Los amigos dejados en Belgrado, antes y durante la guerra de los Balcanes, han ido regresando en forma de cartas, pequeñas misivas de un papel tenuemente azulado, donde hablan de viejos recuerdos, encuentros en cafés, paseos entre los abedules y castaños del Parque Kalemegdan y noches de poesía, trigo y querencias, en las orillas donde el Danubio y el Sava se unen tan suavemente que más parece un furtivo encuentro de amor.
Cada día se escriben menos cartas, el género epistolar se ha venido a menos, y con ello los sentimientos aflorados a un costado del alma se han empequeñecido. Uno no puede expresarse igual con un correo electrónico o una llamada de celular. Pero estos son los tiempos y hay que vivirlos.
El libro de cartas más sinceramente escrito, el de la Marquesa de Sevigné a su hija, nos recuerda que durante siglos, casi hasta el XVIII, en Europa y más concretamente en Francia, los más sutiles y deliciosos espíritus “se confesaron” audazmente en el género epistolar, consiguiendo una categoría tan firme como la del teatro y la novela. Y nos evoca algunos nombres unidos a Marie de Raboutin Chantal, Marquesa de Sevigné, con Montesquieu, Chesterfield, Pascal y Rousseau, entre otros amantes de la palabra escrita.
Las cartas eslavas traen recuerdos y se forma un vapor húmedo en los ojos.

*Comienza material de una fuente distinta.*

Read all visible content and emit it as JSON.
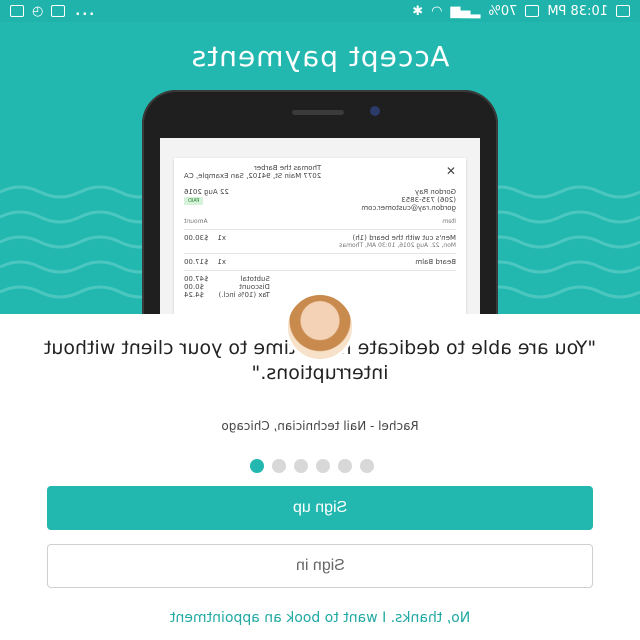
{
  "status_bar": {
    "time": "10:38 PM",
    "battery": "70%",
    "more": "..."
  },
  "hero": {
    "title": "Accept payments",
    "color": "#22b8b0"
  },
  "receipt": {
    "merchant_name": "Thomas the Barber",
    "merchant_address": "2077 Main St, 94102, San Example, CA",
    "customer_name": "Gordon Ray",
    "customer_phone": "(206) 735-3853",
    "customer_email": "gordon.ray@customer.com",
    "date": "22 Aug 2016",
    "paid_label": "PAID",
    "items_header": "Item",
    "amount_header": "Amount",
    "item1_name": "Men's cut with the beard (1h)",
    "item1_detail": "Mon, 22. Aug 2016, 10:30 AM, Thomas",
    "item1_qty": "x1",
    "item1_price": "$30.00",
    "item2_name": "Beard Balm",
    "item2_qty": "x1",
    "item2_price": "$17.00",
    "subtotal_label": "Subtotal",
    "subtotal": "$47.00",
    "discount_label": "Discount",
    "discount": "$0.00",
    "tax_label": "Tax (10% incl.)",
    "tax": "$4.24"
  },
  "testimonial": {
    "quote": "\"You are able to dedicate more time to your client without interruptions.\"",
    "author": "Rachel - Nail technician, Chicago"
  },
  "pager": {
    "count": 6,
    "active_index": 0
  },
  "actions": {
    "signup_label": "Sign up",
    "signin_label": "Sign in",
    "no_thanks_label": "No, thanks. I want to book an appointment"
  }
}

En el centro de Belgrado está el Café Moscú. Allí todas las noches una pequeña orquesta compuesta por media docena de instrumentos, donde destaca un par de violines, inundaba el local de unos sonidos que, más que notas musicales, eran el pentagrama de un dolor cercano con una guerra que se tocaba con las manos y dejaba cicatrices en la piel.